Mr. Halimah DeLaine Prado continued to point out existing precedents governing usage laws, “American law supports using public information to create new beneficial uses, and we look forward to refuting these baseless claims,”.
The question of information scraping off the world wide web to be used to train AI models has been simmering for months. This has escalated as AI-powered tools and products have exploded in the marketplace. Questions related to copyright, privacy, and more have become growing concerns in circles discussing responsible AI.
Tim Giordano, one of the attorneys at Clarkson bringing the suit against Google, told CNN, “Google needs to understand that ‘publicly available’ has never meant free to use for any purpose,…Our personal information and our data is our property, and it’s valuable, and nobody has the right to just take it and use it for any purpose.”.

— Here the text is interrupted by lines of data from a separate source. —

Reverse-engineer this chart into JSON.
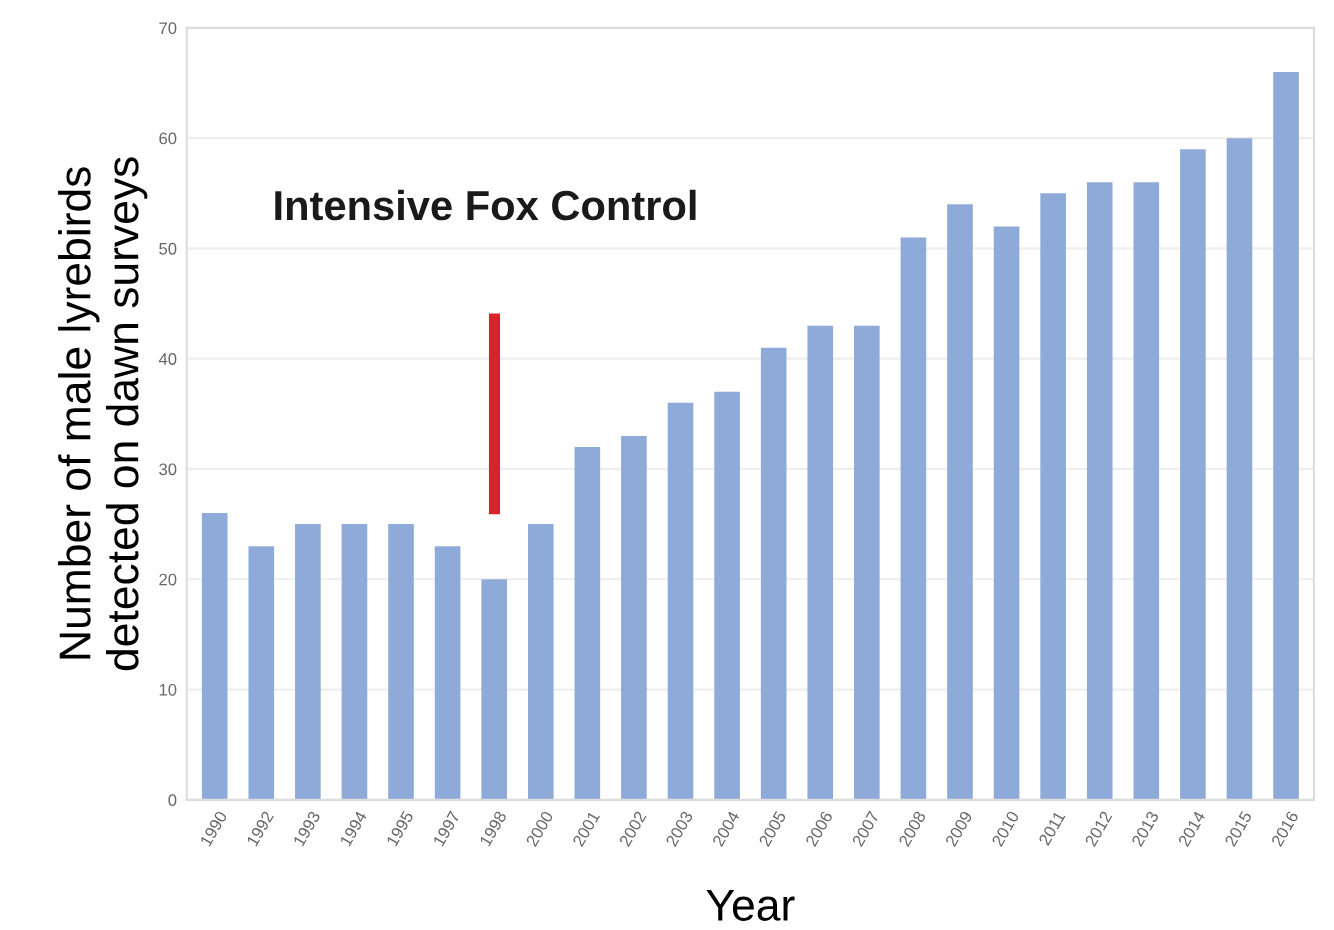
{
  "chart_data": {
    "type": "bar",
    "xlabel": "Year",
    "ylabel": "Number of male lyrebirds\ndetected on dawn surveys",
    "categories": [
      "1990",
      "1992",
      "1993",
      "1994",
      "1995",
      "1997",
      "1998",
      "2000",
      "2001",
      "2002",
      "2003",
      "2004",
      "2005",
      "2006",
      "2007",
      "2008",
      "2009",
      "2010",
      "2011",
      "2012",
      "2013",
      "2014",
      "2015",
      "2016"
    ],
    "values": [
      26,
      23,
      25,
      25,
      25,
      23,
      20,
      25,
      32,
      33,
      36,
      37,
      41,
      43,
      43,
      51,
      54,
      52,
      55,
      56,
      56,
      59,
      60,
      66
    ],
    "color": "#8eaad8",
    "ylim": [
      0,
      70
    ],
    "yticks": [
      0,
      10,
      20,
      30,
      40,
      50,
      60,
      70
    ],
    "grid": "y",
    "annotations": [
      "Intensive Fox Control"
    ]
  }
}
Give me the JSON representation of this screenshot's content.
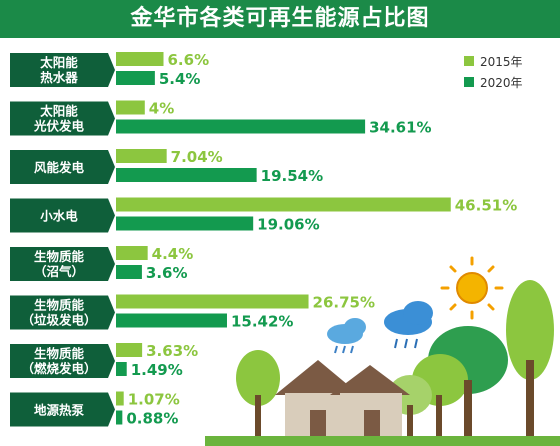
{
  "title": "金华市各类可再生能源占比图",
  "colors": {
    "s2015": "#8cc63f",
    "s2020": "#139a4f",
    "label_bg": "#0f5f3a",
    "title_bg": "#1b8a48"
  },
  "chart_data": {
    "type": "bar",
    "orientation": "horizontal",
    "title": "金华市各类可再生能源占比图",
    "categories": [
      [
        "太阳能",
        "热水器"
      ],
      [
        "太阳能",
        "光伏发电"
      ],
      [
        "风能发电"
      ],
      [
        "小水电"
      ],
      [
        "生物质能",
        "（沼气）"
      ],
      [
        "生物质能",
        "（垃圾发电）"
      ],
      [
        "生物质能",
        "（燃烧发电）"
      ],
      [
        "地源热泵"
      ]
    ],
    "series": [
      {
        "name": "2015年",
        "values": [
          6.6,
          4,
          7.04,
          46.51,
          4.4,
          26.75,
          3.63,
          1.07
        ],
        "labels": [
          "6.6%",
          "4%",
          "7.04%",
          "46.51%",
          "4.4%",
          "26.75%",
          "3.63%",
          "1.07%"
        ]
      },
      {
        "name": "2020年",
        "values": [
          5.4,
          34.61,
          19.54,
          19.06,
          3.6,
          15.42,
          1.49,
          0.88
        ],
        "labels": [
          "5.4%",
          "34.61%",
          "19.54%",
          "19.06%",
          "3.6%",
          "15.42%",
          "1.49%",
          "0.88%"
        ]
      }
    ],
    "xlim": [
      0,
      50
    ],
    "legend_position": "top-right"
  }
}
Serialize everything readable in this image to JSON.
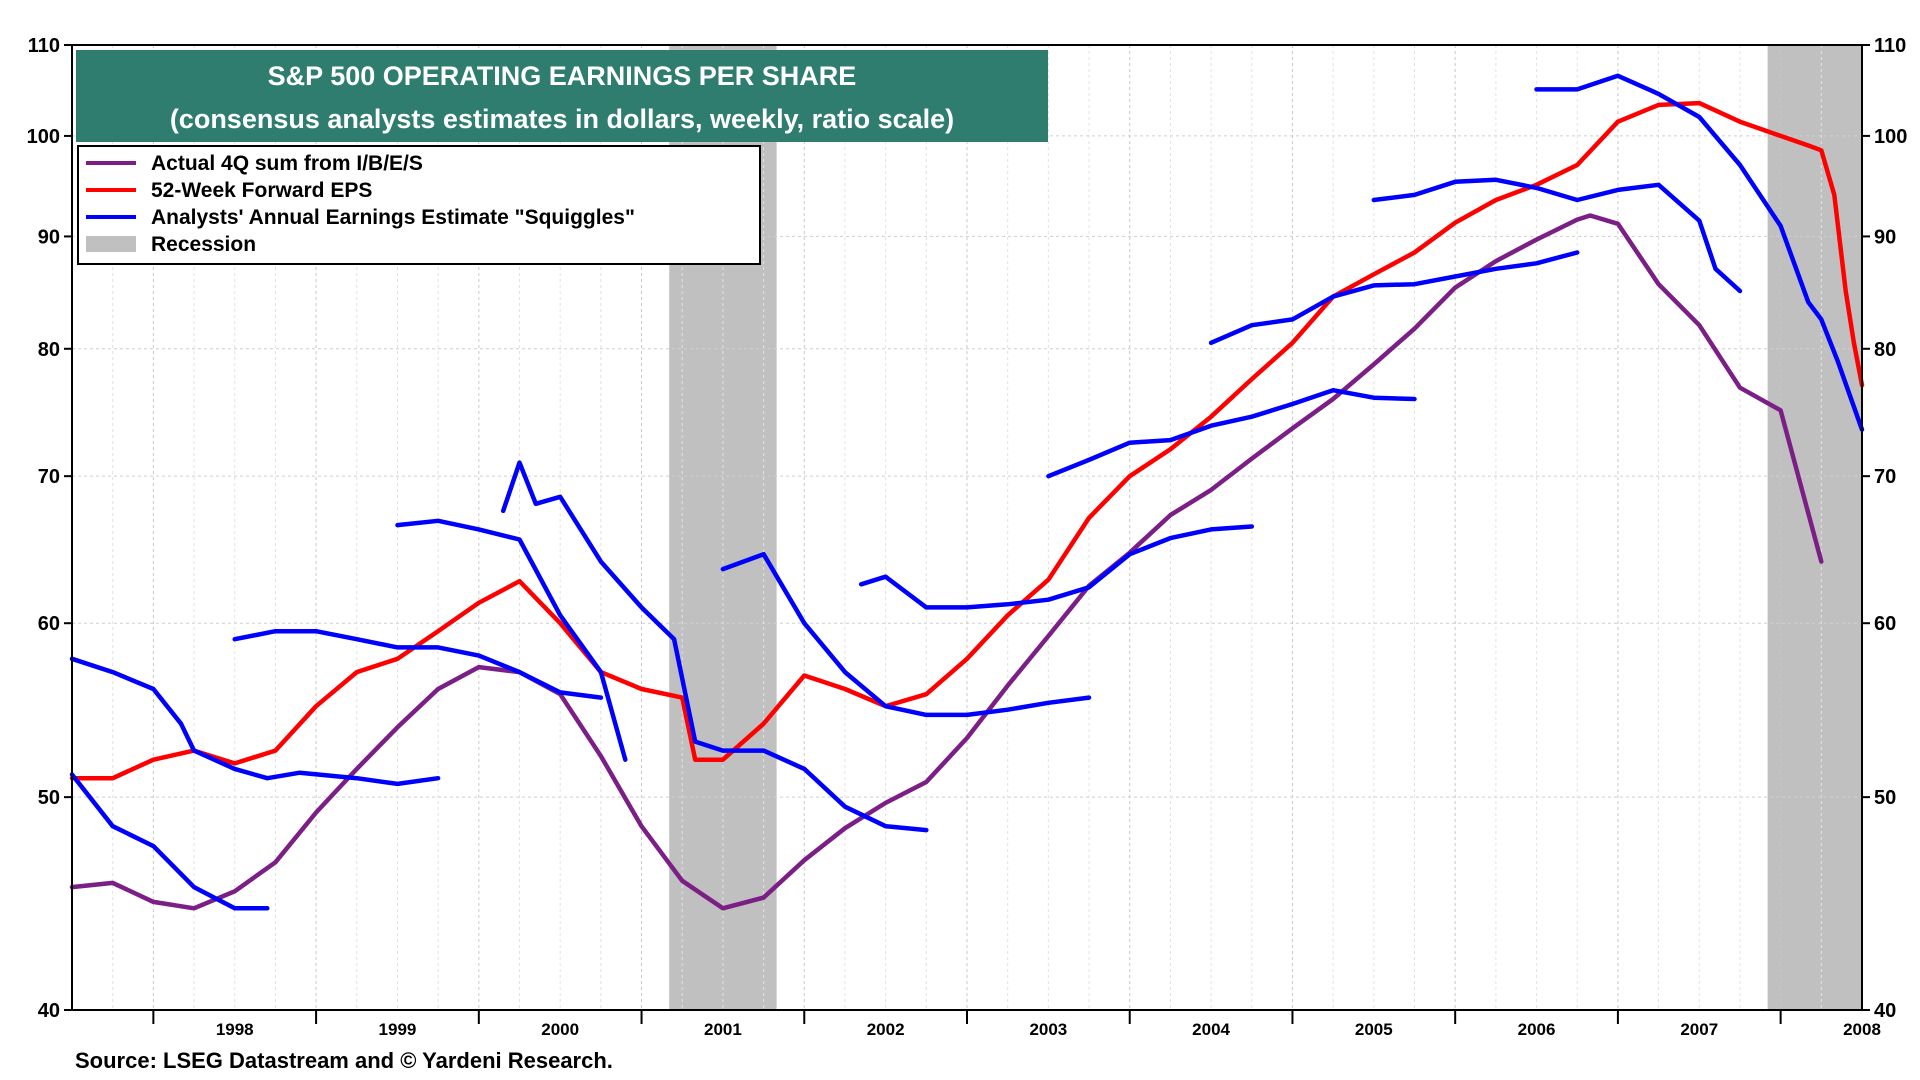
{
  "source": "Source: LSEG Datastream and © Yardeni Research.",
  "chart_data": {
    "type": "line",
    "title": "S&P 500 OPERATING EARNINGS PER SHARE",
    "subtitle": "(consensus analysts estimates in dollars, weekly, ratio scale)",
    "y_scale": "log",
    "ylim": [
      40,
      110
    ],
    "yticks": [
      40,
      50,
      60,
      70,
      80,
      90,
      100,
      110
    ],
    "xlim": [
      1997.5,
      2008.5
    ],
    "xtick_labels": [
      "1998",
      "1999",
      "2000",
      "2001",
      "2002",
      "2003",
      "2004",
      "2005",
      "2006",
      "2007",
      "2008"
    ],
    "grid": true,
    "legend_placement": "top-left",
    "colors": {
      "actual": "#7b1f86",
      "forward": "#ff0000",
      "squiggles": "#0000ff",
      "recession": "#c0c0c0",
      "title_bg": "#2e7d6e"
    },
    "recessions": [
      {
        "start": 2001.17,
        "end": 2001.83
      },
      {
        "start": 2007.92,
        "end": 2008.5
      }
    ],
    "legend": [
      {
        "key": "actual",
        "label": "Actual 4Q sum from  I/B/E/S"
      },
      {
        "key": "forward",
        "label": "52-Week Forward EPS"
      },
      {
        "key": "squiggles",
        "label": "Analysts' Annual Earnings Estimate \"Squiggles\""
      },
      {
        "key": "recession",
        "label": "Recession"
      }
    ],
    "series": [
      {
        "key": "actual",
        "name": "Actual 4Q sum from  I/B/E/S",
        "points": [
          [
            1997.5,
            45.5
          ],
          [
            1997.75,
            45.7
          ],
          [
            1998.0,
            44.8
          ],
          [
            1998.25,
            44.5
          ],
          [
            1998.5,
            45.3
          ],
          [
            1998.75,
            46.7
          ],
          [
            1999.0,
            49.2
          ],
          [
            1999.25,
            51.5
          ],
          [
            1999.5,
            53.8
          ],
          [
            1999.75,
            56.0
          ],
          [
            2000.0,
            57.3
          ],
          [
            2000.25,
            57.0
          ],
          [
            2000.5,
            55.7
          ],
          [
            2000.75,
            52.2
          ],
          [
            2001.0,
            48.5
          ],
          [
            2001.25,
            45.8
          ],
          [
            2001.5,
            44.5
          ],
          [
            2001.75,
            45.0
          ],
          [
            2002.0,
            46.8
          ],
          [
            2002.25,
            48.4
          ],
          [
            2002.5,
            49.7
          ],
          [
            2002.75,
            50.8
          ],
          [
            2003.0,
            53.2
          ],
          [
            2003.25,
            56.2
          ],
          [
            2003.5,
            59.2
          ],
          [
            2003.75,
            62.4
          ],
          [
            2004.0,
            64.6
          ],
          [
            2004.25,
            67.2
          ],
          [
            2004.5,
            69.0
          ],
          [
            2004.75,
            71.3
          ],
          [
            2005.0,
            73.6
          ],
          [
            2005.25,
            75.9
          ],
          [
            2005.5,
            78.7
          ],
          [
            2005.75,
            81.7
          ],
          [
            2006.0,
            85.3
          ],
          [
            2006.25,
            87.7
          ],
          [
            2006.5,
            89.7
          ],
          [
            2006.75,
            91.6
          ],
          [
            2006.83,
            92.0
          ],
          [
            2007.0,
            91.2
          ],
          [
            2007.25,
            85.6
          ],
          [
            2007.5,
            82.0
          ],
          [
            2007.75,
            76.8
          ],
          [
            2008.0,
            75.0
          ],
          [
            2008.25,
            64.0
          ]
        ]
      },
      {
        "key": "forward",
        "name": "52-Week Forward EPS",
        "points": [
          [
            1997.5,
            51.0
          ],
          [
            1997.75,
            51.0
          ],
          [
            1998.0,
            52.0
          ],
          [
            1998.25,
            52.5
          ],
          [
            1998.5,
            51.8
          ],
          [
            1998.75,
            52.5
          ],
          [
            1999.0,
            55.0
          ],
          [
            1999.25,
            57.0
          ],
          [
            1999.5,
            57.8
          ],
          [
            1999.75,
            59.5
          ],
          [
            2000.0,
            61.3
          ],
          [
            2000.25,
            62.7
          ],
          [
            2000.5,
            60.0
          ],
          [
            2000.75,
            57.0
          ],
          [
            2001.0,
            56.0
          ],
          [
            2001.25,
            55.5
          ],
          [
            2001.33,
            52.0
          ],
          [
            2001.5,
            52.0
          ],
          [
            2001.75,
            54.0
          ],
          [
            2002.0,
            56.8
          ],
          [
            2002.25,
            56.0
          ],
          [
            2002.5,
            55.0
          ],
          [
            2002.75,
            55.7
          ],
          [
            2003.0,
            57.8
          ],
          [
            2003.25,
            60.5
          ],
          [
            2003.5,
            62.8
          ],
          [
            2003.75,
            67.0
          ],
          [
            2004.0,
            70.0
          ],
          [
            2004.25,
            72.0
          ],
          [
            2004.5,
            74.5
          ],
          [
            2004.75,
            77.5
          ],
          [
            2005.0,
            80.5
          ],
          [
            2005.25,
            84.5
          ],
          [
            2005.5,
            86.5
          ],
          [
            2005.75,
            88.5
          ],
          [
            2006.0,
            91.3
          ],
          [
            2006.25,
            93.5
          ],
          [
            2006.5,
            95.0
          ],
          [
            2006.75,
            97.0
          ],
          [
            2007.0,
            101.5
          ],
          [
            2007.25,
            103.3
          ],
          [
            2007.5,
            103.5
          ],
          [
            2007.75,
            101.5
          ],
          [
            2008.0,
            100.0
          ],
          [
            2008.17,
            99.0
          ],
          [
            2008.25,
            98.5
          ],
          [
            2008.33,
            94.0
          ],
          [
            2008.4,
            85.0
          ],
          [
            2008.45,
            80.5
          ],
          [
            2008.5,
            77.0
          ]
        ]
      },
      {
        "key": "squiggles",
        "name": "Analysts' Annual Earnings Estimate \"Squiggles\"",
        "segments": [
          [
            [
              1997.5,
              57.8
            ],
            [
              1997.75,
              57.0
            ],
            [
              1998.0,
              56.0
            ],
            [
              1998.17,
              54.0
            ],
            [
              1998.25,
              52.5
            ],
            [
              1998.5,
              51.5
            ],
            [
              1998.7,
              51.0
            ],
            [
              1998.9,
              51.3
            ],
            [
              1999.25,
              51.0
            ],
            [
              1999.5,
              50.7
            ],
            [
              1999.75,
              51.0
            ]
          ],
          [
            [
              1997.5,
              51.2
            ],
            [
              1997.75,
              48.5
            ],
            [
              1998.0,
              47.5
            ],
            [
              1998.25,
              45.5
            ],
            [
              1998.5,
              44.5
            ],
            [
              1998.7,
              44.5
            ]
          ],
          [
            [
              1998.5,
              59.0
            ],
            [
              1998.75,
              59.5
            ],
            [
              1999.0,
              59.5
            ],
            [
              1999.25,
              59.0
            ],
            [
              1999.5,
              58.5
            ],
            [
              1999.75,
              58.5
            ],
            [
              2000.0,
              58.0
            ],
            [
              2000.25,
              57.0
            ],
            [
              2000.5,
              55.8
            ],
            [
              2000.75,
              55.5
            ]
          ],
          [
            [
              1999.5,
              66.5
            ],
            [
              1999.75,
              66.8
            ],
            [
              2000.0,
              66.2
            ],
            [
              2000.25,
              65.5
            ],
            [
              2000.5,
              60.5
            ],
            [
              2000.75,
              57.0
            ],
            [
              2000.9,
              52.0
            ]
          ],
          [
            [
              2000.15,
              67.5
            ],
            [
              2000.25,
              71.0
            ],
            [
              2000.35,
              68.0
            ],
            [
              2000.5,
              68.5
            ],
            [
              2000.75,
              64.0
            ],
            [
              2001.0,
              61.0
            ],
            [
              2001.2,
              59.0
            ],
            [
              2001.33,
              53.0
            ],
            [
              2001.5,
              52.5
            ],
            [
              2001.75,
              52.5
            ],
            [
              2002.0,
              51.5
            ],
            [
              2002.25,
              49.5
            ],
            [
              2002.5,
              48.5
            ],
            [
              2002.75,
              48.3
            ]
          ],
          [
            [
              2001.5,
              63.5
            ],
            [
              2001.75,
              64.5
            ],
            [
              2002.0,
              60.0
            ],
            [
              2002.25,
              57.0
            ],
            [
              2002.5,
              55.0
            ],
            [
              2002.75,
              54.5
            ],
            [
              2003.0,
              54.5
            ],
            [
              2003.25,
              54.8
            ],
            [
              2003.5,
              55.2
            ],
            [
              2003.75,
              55.5
            ]
          ],
          [
            [
              2002.35,
              62.5
            ],
            [
              2002.5,
              63.0
            ],
            [
              2002.75,
              61.0
            ],
            [
              2003.0,
              61.0
            ],
            [
              2003.25,
              61.2
            ],
            [
              2003.5,
              61.5
            ],
            [
              2003.75,
              62.3
            ],
            [
              2004.0,
              64.5
            ],
            [
              2004.25,
              65.6
            ],
            [
              2004.5,
              66.2
            ],
            [
              2004.75,
              66.4
            ]
          ],
          [
            [
              2003.5,
              70.0
            ],
            [
              2003.75,
              71.2
            ],
            [
              2004.0,
              72.5
            ],
            [
              2004.25,
              72.7
            ],
            [
              2004.5,
              73.8
            ],
            [
              2004.75,
              74.5
            ],
            [
              2005.0,
              75.5
            ],
            [
              2005.25,
              76.6
            ],
            [
              2005.5,
              76.0
            ],
            [
              2005.75,
              75.9
            ]
          ],
          [
            [
              2004.5,
              80.5
            ],
            [
              2004.75,
              82.0
            ],
            [
              2005.0,
              82.5
            ],
            [
              2005.25,
              84.5
            ],
            [
              2005.5,
              85.5
            ],
            [
              2005.75,
              85.6
            ],
            [
              2006.0,
              86.3
            ],
            [
              2006.25,
              87.0
            ],
            [
              2006.5,
              87.5
            ],
            [
              2006.75,
              88.5
            ]
          ],
          [
            [
              2005.5,
              93.5
            ],
            [
              2005.75,
              94.0
            ],
            [
              2006.0,
              95.3
            ],
            [
              2006.25,
              95.5
            ],
            [
              2006.5,
              94.7
            ],
            [
              2006.75,
              93.5
            ],
            [
              2007.0,
              94.5
            ],
            [
              2007.25,
              95.0
            ],
            [
              2007.5,
              91.5
            ],
            [
              2007.6,
              87.0
            ],
            [
              2007.75,
              85.0
            ]
          ],
          [
            [
              2006.5,
              105.0
            ],
            [
              2006.75,
              105.0
            ],
            [
              2007.0,
              106.5
            ],
            [
              2007.25,
              104.5
            ],
            [
              2007.5,
              102.0
            ],
            [
              2007.75,
              97.0
            ],
            [
              2008.0,
              91.0
            ],
            [
              2008.17,
              84.0
            ],
            [
              2008.25,
              82.5
            ],
            [
              2008.35,
              79.0
            ],
            [
              2008.5,
              73.5
            ]
          ]
        ]
      }
    ]
  }
}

Giordano went on to separate the difference between Google’s search indexing, and how it takes data to train its model. In part he said of indexing, Google can “serve up an attributed link to your work that can actually drive somebody to purchase it or engage with it.”. On the other hand, when it comes to scraping, it is “an alternative version of the work that radically alters the incentives for anybody to need to purchase the work,”.
What the lawsuit is seeking from Google is a temporary freeze on commercial access to and the commercial development of Google’s generative AI tools. If this injunction is given, it could place Google’s plans of expanding their AI in 2023 on hold.
The lawsuit is also requesting unspecified damages and payments as financial compensation to people whose data the firm claims Google misused.